My sister also said she has suggested that he write a letter to us, laying out the reasons, but I don’t want a letter. Especially if I receive the letter after he dies. Because then I can’t respond to it and it will haunt me to my death, that being what I could have done to be a better sister. The people in a booth or so over must have thought we were nuts, given the topic of our conversation. But that’s the thing about family, you can pretty much say whatever you think and it is accepted.
Later, my sister confided that it’s entirely possibly my brother does not remember why he stopped communicating with us. It was so long ago. And that’s the premise I believe I will adopt.
I said my goodbyes. I am back home in Sacramento today and ready to finish out the week tackling Sacramento real estate. Will say I have developed a lot of compassion for my clients in these types of situations.
My Brother and the U of M Clinical Trial for Soft Tissue Sarcoma
I am sitting on the third floor of the Cancer Care Clinic at the University of Minnesota Hospital with my sister Margie and my brother John as we wait for John’s clinical trial drug to arrive. Medical treatment, with the number of lawsuits going on today, requires verification and authentication and review before any procedure can happen; not to mention this morning’s ECHO scan and EKG and multiple vials of bloodwork, in addition to a visit with his oncologist who did not want to directly answer the tough questions. My brother is diagnosed with soft tissue sarcoma cancer, which has reached his lungs, and these are his last-chance rounds of chemo.
Doc says the rounds of chemo will continue as long as the results show improvement. When pressed, he says the maximum rounds will probably be about 10.
We try to keep a sense of humor about the situation because what else is there to do? We can count the months and tick off the hours we have left on our fingers but none of it will change a thing. My brother is going to die soon, and we can’t save him. We can’t cure him. We can only try to keep him warm, comfortable, and lend a a bit of laughter to the few hours we will get to see him while trying to be outwardly sensible. His diagnosis for soft tissue sarcoma was last February, and the outlook is about a year.

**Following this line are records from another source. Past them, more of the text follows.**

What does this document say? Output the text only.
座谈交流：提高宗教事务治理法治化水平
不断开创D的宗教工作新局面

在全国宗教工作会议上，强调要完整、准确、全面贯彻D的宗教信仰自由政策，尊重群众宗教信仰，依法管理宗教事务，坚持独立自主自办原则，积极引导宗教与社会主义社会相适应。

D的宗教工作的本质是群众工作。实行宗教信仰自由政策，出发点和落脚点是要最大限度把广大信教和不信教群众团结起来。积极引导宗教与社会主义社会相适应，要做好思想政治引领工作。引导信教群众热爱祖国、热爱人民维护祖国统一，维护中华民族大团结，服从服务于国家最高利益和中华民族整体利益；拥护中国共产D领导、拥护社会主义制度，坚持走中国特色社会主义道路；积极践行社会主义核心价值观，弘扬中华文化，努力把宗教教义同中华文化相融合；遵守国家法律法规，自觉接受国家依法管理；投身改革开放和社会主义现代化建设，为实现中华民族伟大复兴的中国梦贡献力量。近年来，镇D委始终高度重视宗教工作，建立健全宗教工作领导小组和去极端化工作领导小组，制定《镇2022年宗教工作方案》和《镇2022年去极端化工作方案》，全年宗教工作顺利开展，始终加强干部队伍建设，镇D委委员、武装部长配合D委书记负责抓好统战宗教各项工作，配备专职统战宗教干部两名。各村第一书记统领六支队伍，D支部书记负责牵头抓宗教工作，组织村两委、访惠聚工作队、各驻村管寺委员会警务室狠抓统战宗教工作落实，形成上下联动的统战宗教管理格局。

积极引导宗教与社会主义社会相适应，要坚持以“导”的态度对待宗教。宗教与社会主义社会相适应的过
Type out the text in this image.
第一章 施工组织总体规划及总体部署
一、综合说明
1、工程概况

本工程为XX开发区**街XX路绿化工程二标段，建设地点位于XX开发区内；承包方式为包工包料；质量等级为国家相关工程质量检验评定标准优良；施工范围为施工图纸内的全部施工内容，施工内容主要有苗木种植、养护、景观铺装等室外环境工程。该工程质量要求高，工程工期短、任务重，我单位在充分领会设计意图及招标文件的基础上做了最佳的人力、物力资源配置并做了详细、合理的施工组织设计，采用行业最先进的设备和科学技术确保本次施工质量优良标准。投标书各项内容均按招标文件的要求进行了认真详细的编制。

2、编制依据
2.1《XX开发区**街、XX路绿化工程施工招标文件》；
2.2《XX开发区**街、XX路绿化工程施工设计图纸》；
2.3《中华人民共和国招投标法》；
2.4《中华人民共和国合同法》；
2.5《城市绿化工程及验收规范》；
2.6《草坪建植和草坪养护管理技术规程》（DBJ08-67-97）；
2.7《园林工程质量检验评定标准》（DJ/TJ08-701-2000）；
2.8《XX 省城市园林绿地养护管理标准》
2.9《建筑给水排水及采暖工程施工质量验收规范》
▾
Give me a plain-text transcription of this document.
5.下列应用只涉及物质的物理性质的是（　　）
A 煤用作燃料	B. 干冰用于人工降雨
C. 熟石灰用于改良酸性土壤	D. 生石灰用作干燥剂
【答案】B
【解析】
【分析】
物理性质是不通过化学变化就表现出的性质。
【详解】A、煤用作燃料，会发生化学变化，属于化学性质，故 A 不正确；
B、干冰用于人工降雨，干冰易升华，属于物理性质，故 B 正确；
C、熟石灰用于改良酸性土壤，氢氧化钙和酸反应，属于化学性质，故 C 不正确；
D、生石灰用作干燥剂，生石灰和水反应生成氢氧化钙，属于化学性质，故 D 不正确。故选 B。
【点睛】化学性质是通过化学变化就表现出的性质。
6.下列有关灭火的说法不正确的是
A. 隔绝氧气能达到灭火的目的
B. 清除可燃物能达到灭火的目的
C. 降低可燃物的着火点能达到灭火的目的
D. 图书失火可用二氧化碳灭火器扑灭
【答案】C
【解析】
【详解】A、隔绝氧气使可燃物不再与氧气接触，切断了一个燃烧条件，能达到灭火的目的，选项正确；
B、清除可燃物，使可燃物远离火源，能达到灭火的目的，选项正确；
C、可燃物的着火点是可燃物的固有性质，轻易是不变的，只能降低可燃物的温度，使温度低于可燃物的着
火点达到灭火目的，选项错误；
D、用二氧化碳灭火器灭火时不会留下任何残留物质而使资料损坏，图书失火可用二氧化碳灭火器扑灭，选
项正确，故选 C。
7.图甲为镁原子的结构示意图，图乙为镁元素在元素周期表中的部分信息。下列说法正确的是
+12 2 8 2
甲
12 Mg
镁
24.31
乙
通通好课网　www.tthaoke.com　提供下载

Right now, the Burgard snores are pretty loud. My brother snores. So does my sister. They say I snore somewhat too, but not nearly as enthusiastically as they do. I’m sure I am much more subdued. They are sleeping because we are an hour overdue for the infusion to begin, and my brother’s records had not been updated in some places since last September. The staff assigned to us says they “want to do it right,” and all I can hear is they don’t want to be sued. There is some discussion about weight loss.
To get here, we drove in my rented car in the pouring rain before the sun came up in pitch black darkness. Thankfully the hospital has valet parking. The patient restrooms don’t have automatic faucets, no automatic hand dryers and the lights don’t illuminate upon entry to the restroom. For such a cosmopolitan city, Minneapolis is still in many ways a small town. Small town. Big disease, soft tissue sarcoma.
My sister just woke up because the staff came into the room to give us an update. Margie is wearing her hair wrapped in a scarf to be in “solidarity” with our cancer patient soft tissue sarcoma. She’s kind of a goof. But I tell you this, if I were in the hospital and dying, she is one person I would definitely want in my corner, figuratively and literally.